Soul jazz


Soul jazz is a development of jazz incorporating strong influences from blues, soul, gospel and rhythm and blues in music for small groups, often an organ trio featuring a Hammond organ.

History

Soul jazz is often associated with hard bop. Mark C. Gridley, writing for the All Music Guide to Jazz, explains that soul jazz more specifically refers to music with "an earthy, bluesy melodic concept" and "repetitive, dance-like rhythms.... Note that some listeners make no distinction between 'soul-jazz" and 'funky hard bop,' and many musicians don't consider 'soul-jazz' to be continuous with 'hard bop.'" Roy Carr describes soul jazz as an outgrowth of hard bop, with the terms "funk" and "soul" appearing in a jazz context as early as the mid-1950s to describe "gospel-informed, down-home, call-and-response blues." Carr also notes the acknowledged influence of Ray Charles' small group recordings on Horace Silver, Art Blakey, Cannonball Adderley.
Soul jazz developed in the late 1950s, reaching public awareness with the release of The Cannonball Adderley Quintet in San Francisco.
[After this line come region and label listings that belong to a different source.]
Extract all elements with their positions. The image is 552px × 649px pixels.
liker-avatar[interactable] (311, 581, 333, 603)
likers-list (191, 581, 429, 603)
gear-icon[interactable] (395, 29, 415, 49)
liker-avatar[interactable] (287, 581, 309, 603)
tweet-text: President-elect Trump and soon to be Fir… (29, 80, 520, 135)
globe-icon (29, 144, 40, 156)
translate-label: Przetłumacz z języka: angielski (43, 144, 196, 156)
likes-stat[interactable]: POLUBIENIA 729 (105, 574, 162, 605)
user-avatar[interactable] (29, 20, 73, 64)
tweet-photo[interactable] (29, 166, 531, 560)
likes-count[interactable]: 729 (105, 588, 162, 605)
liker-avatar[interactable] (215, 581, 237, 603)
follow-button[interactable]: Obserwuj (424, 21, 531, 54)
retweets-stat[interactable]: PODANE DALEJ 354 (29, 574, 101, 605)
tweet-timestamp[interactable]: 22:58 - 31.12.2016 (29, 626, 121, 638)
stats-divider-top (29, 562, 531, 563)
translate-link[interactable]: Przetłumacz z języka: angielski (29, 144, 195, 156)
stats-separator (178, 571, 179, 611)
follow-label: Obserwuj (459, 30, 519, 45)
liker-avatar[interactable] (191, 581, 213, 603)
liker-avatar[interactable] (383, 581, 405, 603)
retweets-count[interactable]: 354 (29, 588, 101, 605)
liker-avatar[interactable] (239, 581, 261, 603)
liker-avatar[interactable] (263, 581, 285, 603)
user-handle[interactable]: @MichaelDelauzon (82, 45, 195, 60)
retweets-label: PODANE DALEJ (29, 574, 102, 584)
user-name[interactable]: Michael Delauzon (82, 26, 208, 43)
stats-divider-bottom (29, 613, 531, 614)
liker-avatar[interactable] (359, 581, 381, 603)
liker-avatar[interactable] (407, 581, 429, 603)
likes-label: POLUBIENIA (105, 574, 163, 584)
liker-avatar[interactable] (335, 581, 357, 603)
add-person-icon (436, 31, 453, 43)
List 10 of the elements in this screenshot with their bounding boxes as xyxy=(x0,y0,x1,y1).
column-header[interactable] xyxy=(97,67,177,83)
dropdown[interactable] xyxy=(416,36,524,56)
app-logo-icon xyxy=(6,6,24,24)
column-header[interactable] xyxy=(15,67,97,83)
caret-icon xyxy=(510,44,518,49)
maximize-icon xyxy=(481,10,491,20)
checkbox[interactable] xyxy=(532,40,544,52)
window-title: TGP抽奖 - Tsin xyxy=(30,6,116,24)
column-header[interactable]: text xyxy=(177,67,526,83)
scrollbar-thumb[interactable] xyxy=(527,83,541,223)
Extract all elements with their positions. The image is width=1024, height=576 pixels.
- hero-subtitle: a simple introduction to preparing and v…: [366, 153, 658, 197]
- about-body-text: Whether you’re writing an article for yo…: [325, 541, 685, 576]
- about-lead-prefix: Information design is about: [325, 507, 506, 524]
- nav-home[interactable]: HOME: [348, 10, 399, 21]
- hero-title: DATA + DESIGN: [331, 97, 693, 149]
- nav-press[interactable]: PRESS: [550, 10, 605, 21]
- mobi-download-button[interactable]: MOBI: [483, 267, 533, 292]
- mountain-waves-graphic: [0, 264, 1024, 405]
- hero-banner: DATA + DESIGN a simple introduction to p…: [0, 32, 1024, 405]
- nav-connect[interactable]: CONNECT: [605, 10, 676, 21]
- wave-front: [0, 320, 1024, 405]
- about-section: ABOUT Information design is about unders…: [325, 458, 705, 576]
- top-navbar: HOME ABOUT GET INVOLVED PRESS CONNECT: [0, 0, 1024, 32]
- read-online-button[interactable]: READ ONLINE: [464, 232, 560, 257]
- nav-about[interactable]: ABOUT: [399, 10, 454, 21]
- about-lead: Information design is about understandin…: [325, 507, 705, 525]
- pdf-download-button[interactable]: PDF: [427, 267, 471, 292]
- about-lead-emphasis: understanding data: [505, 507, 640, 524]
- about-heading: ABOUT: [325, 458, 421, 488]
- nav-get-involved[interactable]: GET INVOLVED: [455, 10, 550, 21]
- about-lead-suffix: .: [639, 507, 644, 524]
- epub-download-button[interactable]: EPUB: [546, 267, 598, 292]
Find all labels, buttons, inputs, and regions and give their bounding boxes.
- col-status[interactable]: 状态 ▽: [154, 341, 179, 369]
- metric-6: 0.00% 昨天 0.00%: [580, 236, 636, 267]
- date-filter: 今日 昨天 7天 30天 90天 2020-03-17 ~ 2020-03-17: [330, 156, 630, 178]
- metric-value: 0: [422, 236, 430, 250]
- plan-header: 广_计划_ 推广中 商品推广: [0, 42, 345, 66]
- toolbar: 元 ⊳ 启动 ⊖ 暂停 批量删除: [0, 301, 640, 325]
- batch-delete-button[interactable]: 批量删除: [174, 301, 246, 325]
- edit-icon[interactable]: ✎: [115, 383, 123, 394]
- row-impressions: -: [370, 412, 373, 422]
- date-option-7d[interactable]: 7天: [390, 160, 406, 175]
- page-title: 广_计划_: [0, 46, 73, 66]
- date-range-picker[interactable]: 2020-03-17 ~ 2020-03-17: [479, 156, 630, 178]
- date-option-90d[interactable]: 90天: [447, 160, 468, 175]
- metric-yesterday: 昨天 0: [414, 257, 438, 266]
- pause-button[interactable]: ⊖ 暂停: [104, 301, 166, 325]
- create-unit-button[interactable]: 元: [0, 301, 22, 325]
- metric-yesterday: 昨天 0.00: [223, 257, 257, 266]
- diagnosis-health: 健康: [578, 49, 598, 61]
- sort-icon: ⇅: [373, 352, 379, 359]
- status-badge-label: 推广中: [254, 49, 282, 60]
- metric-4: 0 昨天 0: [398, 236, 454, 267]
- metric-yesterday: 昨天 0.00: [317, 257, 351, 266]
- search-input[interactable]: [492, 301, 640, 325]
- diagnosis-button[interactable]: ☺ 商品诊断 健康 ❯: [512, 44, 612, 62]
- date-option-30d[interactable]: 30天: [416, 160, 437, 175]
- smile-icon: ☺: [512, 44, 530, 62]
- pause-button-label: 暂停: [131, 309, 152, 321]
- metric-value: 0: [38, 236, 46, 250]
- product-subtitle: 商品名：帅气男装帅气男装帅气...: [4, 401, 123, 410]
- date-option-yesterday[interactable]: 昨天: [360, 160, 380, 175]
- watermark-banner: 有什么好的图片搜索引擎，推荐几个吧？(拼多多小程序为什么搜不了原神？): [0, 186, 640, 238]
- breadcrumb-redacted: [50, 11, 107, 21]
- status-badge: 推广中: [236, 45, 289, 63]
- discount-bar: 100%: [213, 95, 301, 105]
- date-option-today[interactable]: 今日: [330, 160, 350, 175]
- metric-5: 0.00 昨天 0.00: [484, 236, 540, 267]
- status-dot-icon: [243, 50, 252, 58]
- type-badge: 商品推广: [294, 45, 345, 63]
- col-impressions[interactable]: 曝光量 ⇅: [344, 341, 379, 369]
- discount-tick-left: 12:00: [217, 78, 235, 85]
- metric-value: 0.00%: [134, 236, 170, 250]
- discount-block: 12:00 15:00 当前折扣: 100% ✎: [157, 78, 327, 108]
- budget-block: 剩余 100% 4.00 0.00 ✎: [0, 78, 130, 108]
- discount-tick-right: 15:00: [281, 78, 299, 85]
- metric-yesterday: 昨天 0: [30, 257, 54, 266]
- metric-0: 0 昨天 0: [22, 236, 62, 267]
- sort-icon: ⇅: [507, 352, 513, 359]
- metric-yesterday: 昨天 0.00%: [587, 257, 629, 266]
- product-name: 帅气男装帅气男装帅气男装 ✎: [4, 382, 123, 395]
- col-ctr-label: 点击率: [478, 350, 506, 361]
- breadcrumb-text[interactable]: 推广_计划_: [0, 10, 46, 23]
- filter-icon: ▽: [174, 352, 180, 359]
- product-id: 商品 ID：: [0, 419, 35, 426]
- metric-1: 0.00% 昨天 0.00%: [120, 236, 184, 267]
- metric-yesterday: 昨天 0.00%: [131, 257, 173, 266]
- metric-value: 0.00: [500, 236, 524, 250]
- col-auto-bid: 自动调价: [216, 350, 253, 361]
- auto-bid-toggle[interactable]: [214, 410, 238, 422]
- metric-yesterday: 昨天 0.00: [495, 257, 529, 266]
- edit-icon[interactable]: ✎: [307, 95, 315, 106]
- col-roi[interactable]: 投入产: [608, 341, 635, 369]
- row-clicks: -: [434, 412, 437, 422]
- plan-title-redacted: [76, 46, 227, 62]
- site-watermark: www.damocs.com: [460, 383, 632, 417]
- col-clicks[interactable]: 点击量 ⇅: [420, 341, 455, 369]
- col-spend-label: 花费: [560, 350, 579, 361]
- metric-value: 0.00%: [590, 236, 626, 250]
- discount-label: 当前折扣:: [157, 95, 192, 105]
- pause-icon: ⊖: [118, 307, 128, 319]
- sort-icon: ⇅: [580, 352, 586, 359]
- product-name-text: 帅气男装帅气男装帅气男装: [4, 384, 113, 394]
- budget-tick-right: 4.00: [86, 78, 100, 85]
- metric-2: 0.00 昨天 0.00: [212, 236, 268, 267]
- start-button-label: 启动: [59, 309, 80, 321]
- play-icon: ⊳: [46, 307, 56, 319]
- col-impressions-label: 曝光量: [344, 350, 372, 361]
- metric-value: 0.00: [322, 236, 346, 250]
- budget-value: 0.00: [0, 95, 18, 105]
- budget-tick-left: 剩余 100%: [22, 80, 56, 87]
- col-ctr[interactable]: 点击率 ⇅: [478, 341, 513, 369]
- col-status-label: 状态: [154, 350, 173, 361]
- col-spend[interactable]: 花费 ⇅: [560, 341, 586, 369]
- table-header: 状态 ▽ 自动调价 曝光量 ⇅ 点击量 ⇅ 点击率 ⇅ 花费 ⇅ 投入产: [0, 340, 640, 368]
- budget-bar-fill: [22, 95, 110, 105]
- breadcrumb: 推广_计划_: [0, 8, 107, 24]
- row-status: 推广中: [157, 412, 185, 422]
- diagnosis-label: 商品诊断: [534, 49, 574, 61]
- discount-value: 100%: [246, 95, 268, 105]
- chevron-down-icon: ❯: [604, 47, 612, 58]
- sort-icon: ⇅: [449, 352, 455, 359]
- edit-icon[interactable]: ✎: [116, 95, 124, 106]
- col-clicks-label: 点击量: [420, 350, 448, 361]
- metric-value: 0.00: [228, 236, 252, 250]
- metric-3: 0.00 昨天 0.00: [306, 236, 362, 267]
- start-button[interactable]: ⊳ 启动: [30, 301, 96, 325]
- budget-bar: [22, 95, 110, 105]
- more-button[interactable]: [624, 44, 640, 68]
Cannonball Adderley noted: "We were pressured quite heavily by Riverside Records when they discovered there was a word called 'soul'. We became, from an image point of view, soul jazz artists. They kept promoting us that way and I kept deliberately fighting it, to the extent that it became a game." While soul jazz was most popular during the mid-to-late 1960s, many soul jazz performers, and elements of the music, remain popular. The Jazz Crusaders, for example, evolved from soul jazz to soul music, becoming The Crusaders in the process. Carr places David Sanborn and Maceo Parker in a line of alto saxophonists that includes Earl Bostic and Tab Smith, with Adderley, followed by Lou Donaldson, as the strongest links in the chain.
Some well-known soul jazz recordings are Curtis Fuller's Five Spot after Dark, Lee Morgan's The Sidewinder, Frank Foster's Samba Blues, Herbie Hancock's "Cantaloupe Island" , Horace Silver's "Song for My Father", Ramsey Lewis's "The 'In' Crowd", and Cannonball Adderley's "Mercy, Mercy, Mercy" . Les McCann and Eddie Harris's album Swiss Movement was a hit record, as was the accompanying single "Compared to What", with both selling millions of units.